Farmers battled through the worst winter flooding in recent years to show they are at the forefront of conservation efforts.
They recorded more than 120 species across 1.4 million acres in the Game & Wildlife Conservation Trust (GWCT) initiative this February.
Twenty-five red-listed species were recorded, with nine featuring in the 25 most-commonly seen species.
Of these, fieldfares, starlings, linnets and lapwings were the four most abundant red listed species recorded with over 67,000 in total, which equates to 24% of all species spotted.
The five most abundant birds seen were woodpigeons, starlings, lapwings, black-headed gulls and rooks.
Due to storms Ciara and Dennis hitting both weekends of the count, organisers extended the count window by a week in response to calls from farmers who wanted to take part but couldn’t do so.
“The fact we received a record-breaking number of count returns despite Storm Ciara and Storm Dennis wreaking havoc for many farm businesses is remarkable,” said Roger Draycott, GWCT head of advisory who took on responsibility for co-ordinating this year’s count.
“This highlights the commitment of farmers to not only undertake farm wildlife conservation measures but also to record and evaluate the benefits of this vital conservation work.”
With an increased focus on delivering public goods in the government’s future Environmental Land Management scheme, understanding what is on the farm is increasingly important.

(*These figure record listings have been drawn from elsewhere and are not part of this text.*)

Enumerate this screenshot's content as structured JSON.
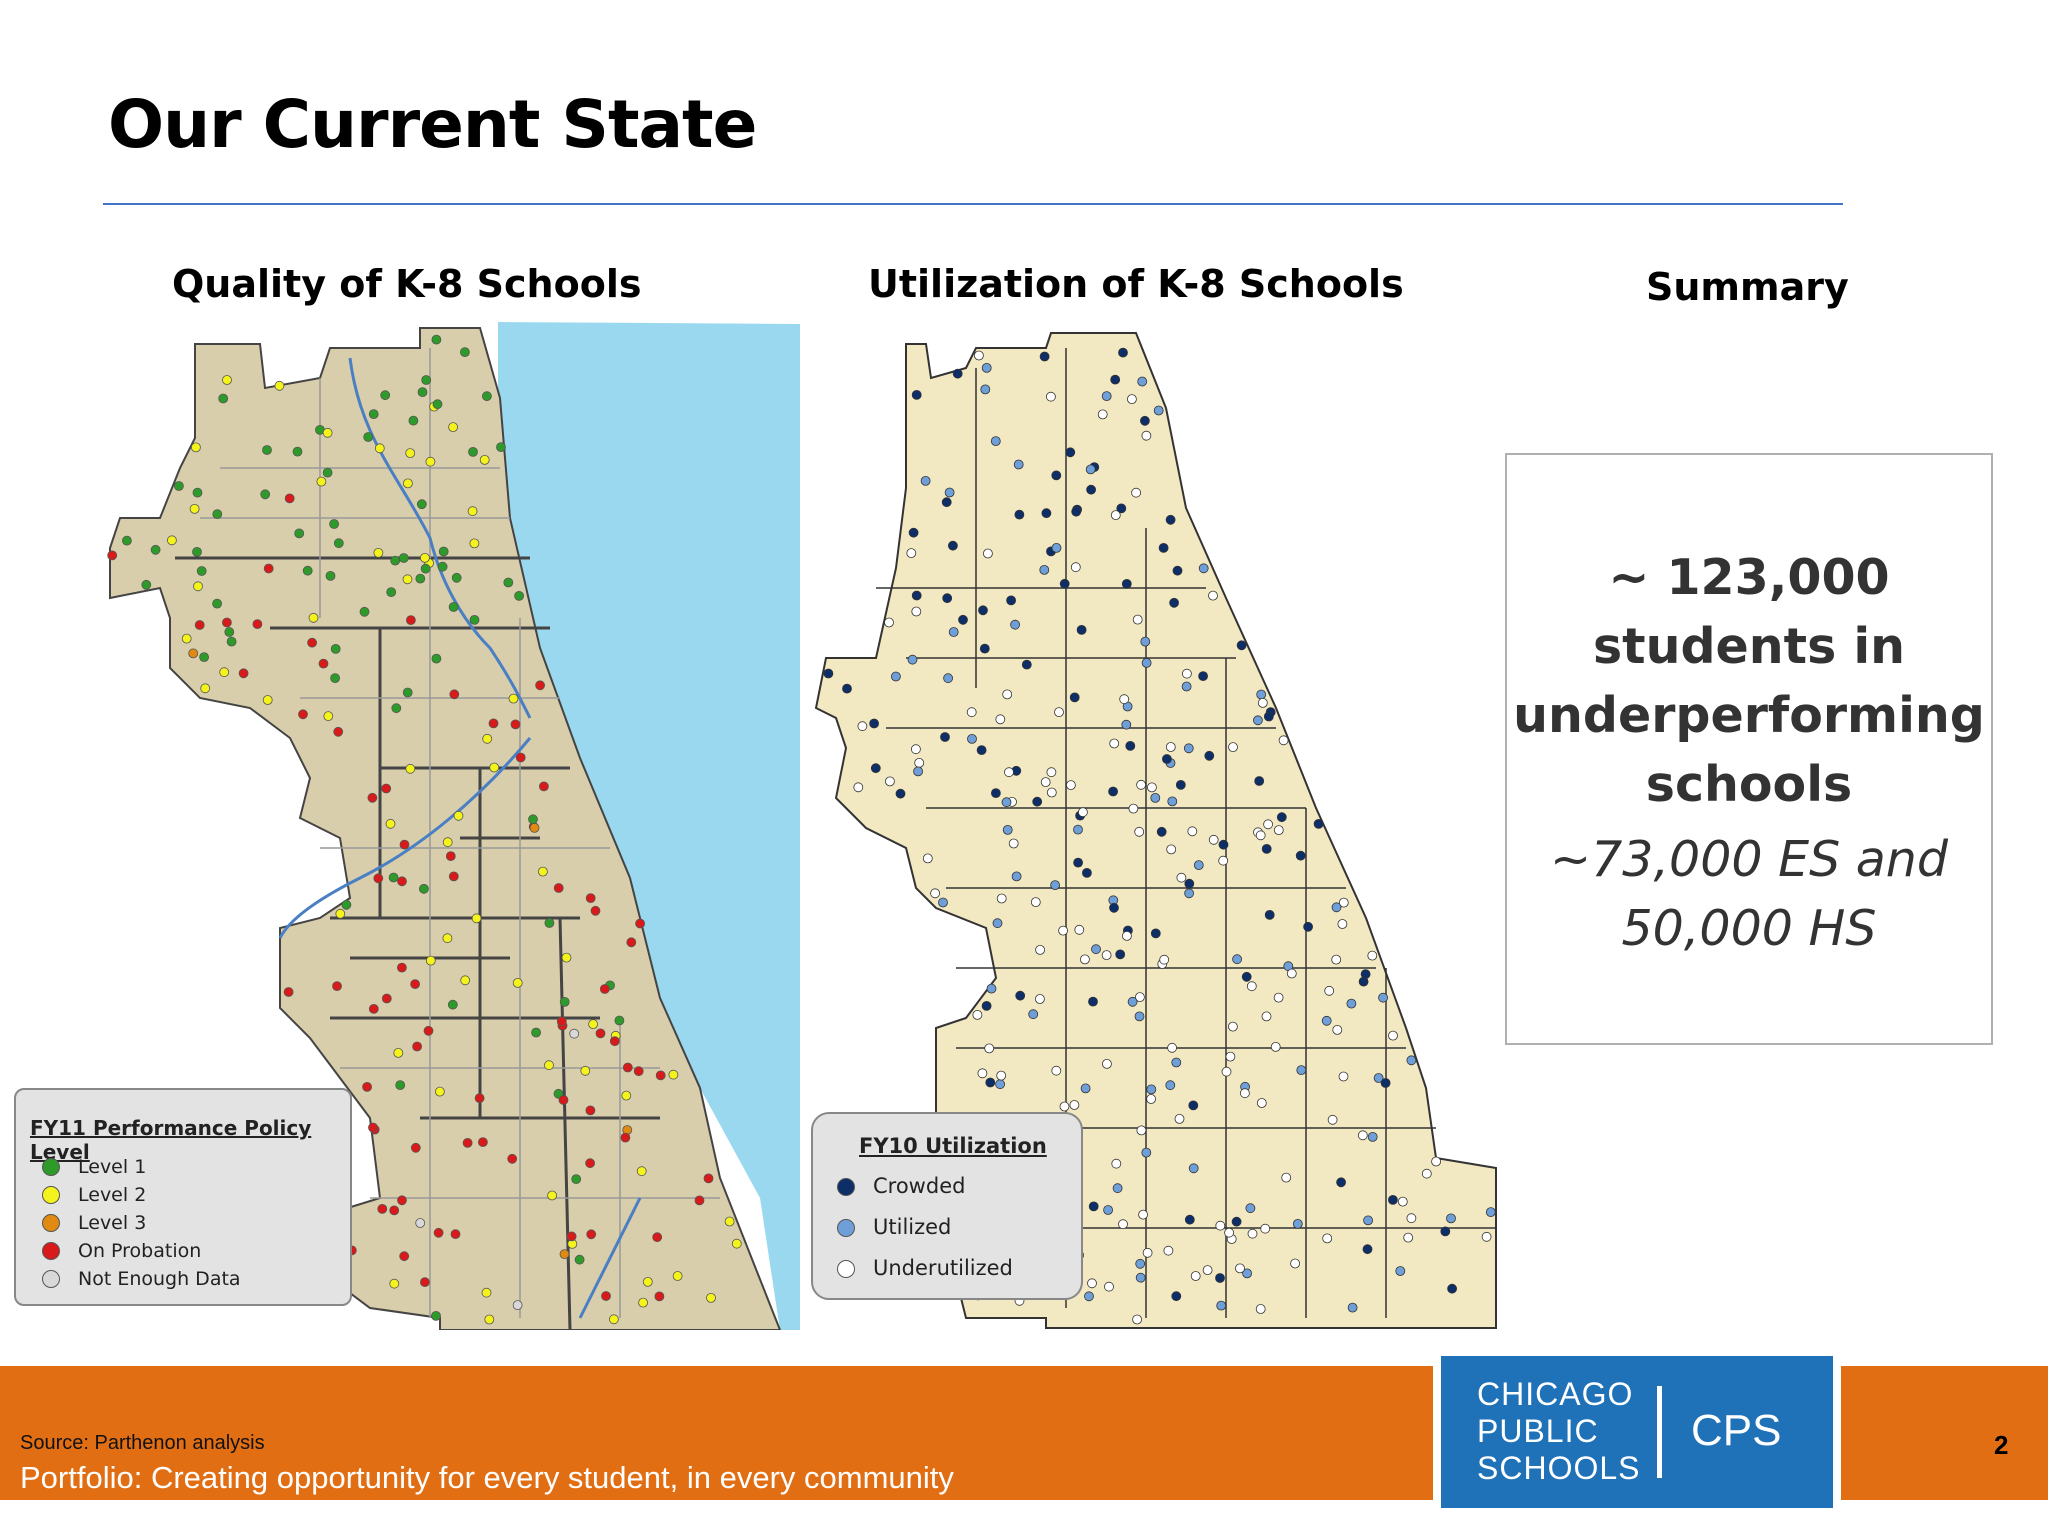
{
  "slide": {
    "title": "Our Current State",
    "page_number": "2"
  },
  "columns": {
    "quality_heading": "Quality of K-8 Schools",
    "utilization_heading": "Utilization of K-8 Schools",
    "summary_heading": "Summary"
  },
  "summary": {
    "main_lines": [
      "~ 123,000",
      "students in",
      "underperforming",
      "schools"
    ],
    "sub_lines": [
      "~73,000 ES and",
      "50,000 HS"
    ]
  },
  "legend_quality": {
    "title": "FY11 Performance Policy Level",
    "items": [
      {
        "label": "Level 1",
        "color": "#2e9a2a"
      },
      {
        "label": "Level 2",
        "color": "#f4f41c"
      },
      {
        "label": "Level 3",
        "color": "#e08a12"
      },
      {
        "label": "On Probation",
        "color": "#d81a1a"
      },
      {
        "label": "Not Enough Data",
        "color": "#d8d8d8"
      }
    ]
  },
  "legend_utilization": {
    "title": "FY10 Utilization",
    "items": [
      {
        "label": "Crowded",
        "color": "#0d2e66"
      },
      {
        "label": "Utilized",
        "color": "#6f9fd8"
      },
      {
        "label": "Underutilized",
        "color": "#ffffff"
      }
    ]
  },
  "colors": {
    "land": "#d9ceab",
    "lake": "#9ad8f0",
    "footer": "#e26e14",
    "logo_blue": "#1f72b8",
    "title_rule": "#4472c4"
  },
  "footer": {
    "source": "Source: Parthenon analysis",
    "tagline": "Portfolio: Creating opportunity for every student, in every community"
  },
  "logo": {
    "line1": "CHICAGO",
    "line2": "PUBLIC",
    "line3": "SCHOOLS",
    "abbr": "CPS"
  }
}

Half the participants are in some form of agri-environment scheme. Some 36% of farmers taking part were providing some form of extra seed feed for birds, either through growing wild bird seed mixes, or by providing additional grain through scatter feeding or via hoppers.
Farmers across the UK took the initiative to heart, with every county in England represented in the count.
For the second year running Norfolk had the most returns, with 129 farmers completing the survey. This was followed by Wiltshire with 68, and Hampshire and Suffolk with 67 each.
There were also responses from Northern Ireland, Scotland, Wales and, thanks to some passionate overseas conservationists, Austria.
The average farm size of those taking part was 920 acres (372 hectares), and includes arable, livestock and dairy farms, alongside horticulture units, poultry producers and pig producers submitting counts.
The survey areas included important environmental features such as hedges, woodland edges, ponds, grass margins, wild bird cover, ditches and trees.
The BFBC was launched in 2014 to highlight the work done by farmers and gamekeepers in helping to reverse the decline in farmland birds.
The count offers a simple means of recording the effect of any conservation work currently being instigated by farmers on their land, such as scatter feeding birds through winter or growing crops specifically to provide seed for birds.